Later, Schoenberg was to create the twelve-tone method of composition (which later grew into serialism). This technique was taken up by many of his students, who consistuted the so-called Second Viennese School. They included Anton Webern, Alban Berg and Hanns Eisler, who were greatly influenced by Schoenberg. Schoenberg excelled as a teacher of music, partly through his method of engaging with, analyzing, and transmitting the methods of the great classical composers, especially Bach, Mozart, Beethoven, and Brahms, partly through his focus on bringing out the musical and compositional individuality of his students. He published a number of books, ranging from his famous Harmonielehre (Theory of Harmony) to Fundamentals of Musical Composition, many of which are still in print and still used by musicians and developing composers.

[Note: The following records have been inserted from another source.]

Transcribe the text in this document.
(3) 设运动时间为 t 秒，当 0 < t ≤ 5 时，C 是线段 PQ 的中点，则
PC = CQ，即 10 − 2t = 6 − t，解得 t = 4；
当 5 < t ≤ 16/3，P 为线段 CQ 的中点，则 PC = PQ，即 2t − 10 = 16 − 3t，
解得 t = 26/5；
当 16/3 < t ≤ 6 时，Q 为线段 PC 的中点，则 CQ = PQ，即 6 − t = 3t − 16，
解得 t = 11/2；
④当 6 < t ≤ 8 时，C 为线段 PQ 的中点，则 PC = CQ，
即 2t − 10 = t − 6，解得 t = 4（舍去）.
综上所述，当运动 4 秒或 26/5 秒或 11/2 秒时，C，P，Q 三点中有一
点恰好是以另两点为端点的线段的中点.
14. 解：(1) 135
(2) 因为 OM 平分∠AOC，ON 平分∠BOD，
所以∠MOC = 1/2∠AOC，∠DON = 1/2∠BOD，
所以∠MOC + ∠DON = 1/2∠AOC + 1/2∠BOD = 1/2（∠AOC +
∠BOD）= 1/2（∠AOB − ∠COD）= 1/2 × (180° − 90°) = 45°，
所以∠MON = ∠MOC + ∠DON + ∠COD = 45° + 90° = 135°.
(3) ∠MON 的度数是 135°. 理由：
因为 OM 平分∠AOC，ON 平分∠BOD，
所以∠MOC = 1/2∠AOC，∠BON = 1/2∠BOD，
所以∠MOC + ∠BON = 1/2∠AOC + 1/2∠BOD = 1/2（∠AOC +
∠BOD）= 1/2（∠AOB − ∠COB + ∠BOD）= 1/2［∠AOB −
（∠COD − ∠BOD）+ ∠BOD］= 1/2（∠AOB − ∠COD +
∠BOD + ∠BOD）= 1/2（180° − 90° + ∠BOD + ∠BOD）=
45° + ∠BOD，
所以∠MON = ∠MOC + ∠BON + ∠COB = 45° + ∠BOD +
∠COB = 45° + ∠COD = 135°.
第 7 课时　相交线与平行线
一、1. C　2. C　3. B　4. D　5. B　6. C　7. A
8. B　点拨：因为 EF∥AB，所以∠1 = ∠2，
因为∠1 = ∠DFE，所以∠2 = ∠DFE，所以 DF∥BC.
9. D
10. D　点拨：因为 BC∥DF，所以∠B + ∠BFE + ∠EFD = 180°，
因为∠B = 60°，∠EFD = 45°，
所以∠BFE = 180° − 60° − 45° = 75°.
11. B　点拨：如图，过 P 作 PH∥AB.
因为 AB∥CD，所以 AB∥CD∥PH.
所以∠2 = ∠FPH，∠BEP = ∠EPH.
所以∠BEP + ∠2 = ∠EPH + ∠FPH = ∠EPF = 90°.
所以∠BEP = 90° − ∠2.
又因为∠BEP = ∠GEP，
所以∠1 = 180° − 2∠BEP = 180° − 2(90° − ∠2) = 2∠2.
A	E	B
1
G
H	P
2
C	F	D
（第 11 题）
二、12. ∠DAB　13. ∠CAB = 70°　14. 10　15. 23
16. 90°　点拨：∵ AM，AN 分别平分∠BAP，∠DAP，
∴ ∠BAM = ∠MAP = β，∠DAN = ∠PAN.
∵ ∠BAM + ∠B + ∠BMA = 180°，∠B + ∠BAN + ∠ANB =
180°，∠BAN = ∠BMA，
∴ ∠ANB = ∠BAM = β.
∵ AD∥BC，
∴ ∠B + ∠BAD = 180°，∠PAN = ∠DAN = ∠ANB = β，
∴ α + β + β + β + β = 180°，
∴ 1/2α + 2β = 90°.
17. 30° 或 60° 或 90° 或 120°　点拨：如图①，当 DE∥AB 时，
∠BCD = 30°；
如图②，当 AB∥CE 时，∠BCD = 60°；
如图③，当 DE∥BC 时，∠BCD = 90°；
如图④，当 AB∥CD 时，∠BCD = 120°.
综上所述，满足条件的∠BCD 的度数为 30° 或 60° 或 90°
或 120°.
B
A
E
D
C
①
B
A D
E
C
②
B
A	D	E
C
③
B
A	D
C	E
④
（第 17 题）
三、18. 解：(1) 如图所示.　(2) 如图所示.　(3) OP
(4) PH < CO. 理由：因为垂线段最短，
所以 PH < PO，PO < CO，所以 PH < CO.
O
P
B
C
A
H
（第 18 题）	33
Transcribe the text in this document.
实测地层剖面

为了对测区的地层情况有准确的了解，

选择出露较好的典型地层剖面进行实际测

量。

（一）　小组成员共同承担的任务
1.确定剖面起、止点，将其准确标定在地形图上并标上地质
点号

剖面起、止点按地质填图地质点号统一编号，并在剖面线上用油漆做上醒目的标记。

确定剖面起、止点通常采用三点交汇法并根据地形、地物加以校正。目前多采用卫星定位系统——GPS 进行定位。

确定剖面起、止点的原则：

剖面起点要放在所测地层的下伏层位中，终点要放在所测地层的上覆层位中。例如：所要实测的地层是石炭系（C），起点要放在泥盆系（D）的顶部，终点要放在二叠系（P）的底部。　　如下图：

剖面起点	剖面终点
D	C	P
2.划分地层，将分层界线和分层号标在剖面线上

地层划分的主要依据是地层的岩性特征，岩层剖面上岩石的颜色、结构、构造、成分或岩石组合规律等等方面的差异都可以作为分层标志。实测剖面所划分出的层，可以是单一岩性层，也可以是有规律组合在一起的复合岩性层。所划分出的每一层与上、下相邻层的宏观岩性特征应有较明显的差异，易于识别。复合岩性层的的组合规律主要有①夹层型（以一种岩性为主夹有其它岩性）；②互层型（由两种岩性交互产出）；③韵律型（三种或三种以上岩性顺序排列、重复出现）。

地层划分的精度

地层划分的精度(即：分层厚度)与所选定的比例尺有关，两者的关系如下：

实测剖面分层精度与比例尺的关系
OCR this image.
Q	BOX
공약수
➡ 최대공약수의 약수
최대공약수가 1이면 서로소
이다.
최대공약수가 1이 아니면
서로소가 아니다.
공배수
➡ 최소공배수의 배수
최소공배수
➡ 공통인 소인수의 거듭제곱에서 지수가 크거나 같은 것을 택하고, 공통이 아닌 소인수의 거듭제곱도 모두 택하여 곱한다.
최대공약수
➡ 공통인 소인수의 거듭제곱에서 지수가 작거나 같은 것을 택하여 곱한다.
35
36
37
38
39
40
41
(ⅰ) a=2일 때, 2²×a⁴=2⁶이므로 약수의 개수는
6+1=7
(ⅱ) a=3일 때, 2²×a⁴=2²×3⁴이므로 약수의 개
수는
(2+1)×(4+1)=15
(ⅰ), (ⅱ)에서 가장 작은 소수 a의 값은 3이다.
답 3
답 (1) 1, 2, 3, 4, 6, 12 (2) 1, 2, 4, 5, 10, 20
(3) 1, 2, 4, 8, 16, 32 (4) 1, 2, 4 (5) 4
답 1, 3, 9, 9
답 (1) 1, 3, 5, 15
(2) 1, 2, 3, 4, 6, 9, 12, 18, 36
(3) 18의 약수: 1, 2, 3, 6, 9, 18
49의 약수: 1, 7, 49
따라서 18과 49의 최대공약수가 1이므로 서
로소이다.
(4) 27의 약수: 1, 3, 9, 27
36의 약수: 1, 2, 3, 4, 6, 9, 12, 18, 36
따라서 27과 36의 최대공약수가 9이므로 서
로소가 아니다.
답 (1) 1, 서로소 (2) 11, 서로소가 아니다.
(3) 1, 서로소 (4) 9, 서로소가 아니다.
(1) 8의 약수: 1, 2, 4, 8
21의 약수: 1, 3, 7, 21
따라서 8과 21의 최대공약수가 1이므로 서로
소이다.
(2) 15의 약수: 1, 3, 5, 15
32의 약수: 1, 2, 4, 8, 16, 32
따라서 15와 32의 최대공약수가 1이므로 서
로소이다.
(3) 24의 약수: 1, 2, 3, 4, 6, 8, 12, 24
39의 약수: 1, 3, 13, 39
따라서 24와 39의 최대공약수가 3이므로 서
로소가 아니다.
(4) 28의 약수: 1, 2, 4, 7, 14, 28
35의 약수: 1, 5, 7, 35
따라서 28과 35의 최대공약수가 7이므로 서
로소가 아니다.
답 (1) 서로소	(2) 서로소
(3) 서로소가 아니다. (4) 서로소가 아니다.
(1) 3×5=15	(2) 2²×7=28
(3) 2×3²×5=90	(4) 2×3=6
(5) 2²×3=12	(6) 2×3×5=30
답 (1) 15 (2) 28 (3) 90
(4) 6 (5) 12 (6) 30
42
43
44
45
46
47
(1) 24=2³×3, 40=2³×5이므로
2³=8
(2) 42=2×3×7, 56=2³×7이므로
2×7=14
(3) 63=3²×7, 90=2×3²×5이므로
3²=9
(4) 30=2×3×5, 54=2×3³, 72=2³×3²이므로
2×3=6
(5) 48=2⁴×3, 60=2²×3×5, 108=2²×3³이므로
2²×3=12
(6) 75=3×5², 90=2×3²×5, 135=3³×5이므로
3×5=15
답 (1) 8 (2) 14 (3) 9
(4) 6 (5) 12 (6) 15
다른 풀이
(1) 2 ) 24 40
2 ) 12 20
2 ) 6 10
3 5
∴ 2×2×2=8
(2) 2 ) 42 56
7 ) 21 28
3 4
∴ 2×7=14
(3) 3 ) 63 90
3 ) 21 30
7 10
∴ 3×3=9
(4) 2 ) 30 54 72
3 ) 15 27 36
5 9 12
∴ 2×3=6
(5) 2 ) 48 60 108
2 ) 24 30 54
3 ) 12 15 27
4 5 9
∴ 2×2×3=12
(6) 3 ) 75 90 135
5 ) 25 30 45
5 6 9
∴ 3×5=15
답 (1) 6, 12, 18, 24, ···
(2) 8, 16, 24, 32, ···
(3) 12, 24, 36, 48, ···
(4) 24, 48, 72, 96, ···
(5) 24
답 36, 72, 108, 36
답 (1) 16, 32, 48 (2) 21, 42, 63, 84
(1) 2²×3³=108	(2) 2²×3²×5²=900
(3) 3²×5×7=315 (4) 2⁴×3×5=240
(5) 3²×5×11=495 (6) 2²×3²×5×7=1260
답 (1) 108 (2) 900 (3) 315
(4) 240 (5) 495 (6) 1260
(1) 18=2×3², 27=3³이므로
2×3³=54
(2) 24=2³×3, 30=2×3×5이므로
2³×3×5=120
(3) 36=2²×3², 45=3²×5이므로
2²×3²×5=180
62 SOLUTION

He was forced into exile by the Nazis in 1933, settled in California and became a US citizen in 1941. He died in Los Angeles, California.
Schoenberg suffered from triskaidekaphobia (fear of the number thirteen); it is said that the reason his late opera is called Moses and Aron, rather than Moses and Aaron (the correct spelling with two As) is because the latter spelling has thirteen letters in it. He was born (and, it turned out, died) on the thirteenth of the month, and thought of this as a portent. He once refused to rent a house because it had the number 13, and feared turning 76, because its digits add up to thirteen. As a matter of fact he died two months before his 77th birthday.